Zwischenräume sind Möglichkeitsräume

Nicht umsonst hat er neben dem Kunststudium Philosophie und Linguistik studiert. „Von der Kommunikation geht für mich eine gewisse Faszination aus. Vor allem die Beziehung zwischen Eltern und ihren Kindern hat es mir angetan. Denn die bietet viel Raum für Interpretation und Missverständnisse.“ Vor allem nach der Geburt seiner ersten Tochter begann er damit, sich dieser Beziehung zu widmen. Verbunden mit seiner Leidenschaft für gut gemachte Horrorfilme entstand eine neue Schaffensreihe. „In diesen Filmen ist die Beziehung zwischen Eltern und ihren Kindern oft total eigenartig und ganz besonders. Auch das Abstrakte am Medium Film kommt mir bei der Entwicklung der Werke entgegen“. Doch wir wird daraus ein bildnerisches Kunstwerk? Aus Filmszenen, in denen sich Elternteil und Kind im Profil gegenüberstehen, nimmt der Raum, der zwischen den beiden Köpfen existiert, die entscheidende Rolle ein. Mithilfe eines computeranimierten 3D-Programms erfolgt eine skulpturale Umsetzung dieses Raumes. Aus dieser Vorlage wird die eigentliche Skulptur gefertigt: „Die Zwischenräume sind ein Möglichkeitsraum. Dort wird es spannend, wenn zwei Menschen sich begegnen, denn es sind nicht nur Worte, es ist eine Form spezieller Energie, die wirkt.“ Die erste Zwischenraumskulptur war im Jahr 2015 eine Szene aus dem Film „Carrie“. Die Jüngste steht im Neuwieder Jugendtheater und zeigt eine Szene aus der Neuwieder Inszenierung von Schillers Don Carlos.

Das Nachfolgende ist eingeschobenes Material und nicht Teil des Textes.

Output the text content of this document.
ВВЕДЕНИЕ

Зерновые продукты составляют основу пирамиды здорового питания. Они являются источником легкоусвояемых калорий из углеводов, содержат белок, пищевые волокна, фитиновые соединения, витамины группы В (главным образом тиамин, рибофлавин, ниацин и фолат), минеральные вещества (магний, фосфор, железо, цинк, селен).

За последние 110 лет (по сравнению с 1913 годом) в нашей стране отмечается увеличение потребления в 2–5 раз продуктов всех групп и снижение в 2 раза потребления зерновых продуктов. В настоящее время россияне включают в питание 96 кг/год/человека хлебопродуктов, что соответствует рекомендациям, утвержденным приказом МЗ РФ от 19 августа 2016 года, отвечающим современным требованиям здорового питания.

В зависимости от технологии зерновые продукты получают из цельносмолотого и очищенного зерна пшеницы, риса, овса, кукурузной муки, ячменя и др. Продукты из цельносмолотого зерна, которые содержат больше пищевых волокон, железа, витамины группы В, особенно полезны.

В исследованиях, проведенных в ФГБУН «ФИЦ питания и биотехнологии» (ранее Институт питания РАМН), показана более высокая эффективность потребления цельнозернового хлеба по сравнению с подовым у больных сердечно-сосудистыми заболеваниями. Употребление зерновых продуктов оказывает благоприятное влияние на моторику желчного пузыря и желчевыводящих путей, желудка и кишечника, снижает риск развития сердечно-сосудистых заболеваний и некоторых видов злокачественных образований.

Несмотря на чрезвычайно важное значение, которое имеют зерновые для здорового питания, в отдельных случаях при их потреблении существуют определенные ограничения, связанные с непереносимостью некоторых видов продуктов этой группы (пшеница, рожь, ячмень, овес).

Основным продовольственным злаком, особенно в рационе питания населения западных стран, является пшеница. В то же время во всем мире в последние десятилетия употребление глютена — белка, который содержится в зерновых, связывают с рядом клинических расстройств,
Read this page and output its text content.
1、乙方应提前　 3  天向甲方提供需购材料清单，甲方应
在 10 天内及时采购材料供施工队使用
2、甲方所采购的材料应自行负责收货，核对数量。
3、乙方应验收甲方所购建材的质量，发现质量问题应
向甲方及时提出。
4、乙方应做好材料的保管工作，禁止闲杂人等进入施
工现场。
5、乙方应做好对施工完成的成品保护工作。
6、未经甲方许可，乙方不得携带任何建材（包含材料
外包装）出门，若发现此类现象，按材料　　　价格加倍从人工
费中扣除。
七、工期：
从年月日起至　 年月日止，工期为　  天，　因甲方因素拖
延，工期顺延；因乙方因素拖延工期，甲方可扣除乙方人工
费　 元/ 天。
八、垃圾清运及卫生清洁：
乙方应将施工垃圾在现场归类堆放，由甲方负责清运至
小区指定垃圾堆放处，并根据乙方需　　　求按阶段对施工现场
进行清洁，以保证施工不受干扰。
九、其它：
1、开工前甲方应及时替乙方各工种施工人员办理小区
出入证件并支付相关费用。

Der Düsseldorfer Meisterschüler und Sprachwissenschaftler stellt dabei klar: „Künstler zu sein, ist nichts romantisches, sondern Arbeit. Kunst machen heißt oft, Entscheidungen treffen – als allererste die, Künstler zu sein. Und das bedeutet, es professionell zu erlernen.“ Die Grundfrage, die in der Kunst gestellt werde heißt: Warum ist das relevant? Damit steht auch fest: „Kunst sieht nicht immer hübsch aus“.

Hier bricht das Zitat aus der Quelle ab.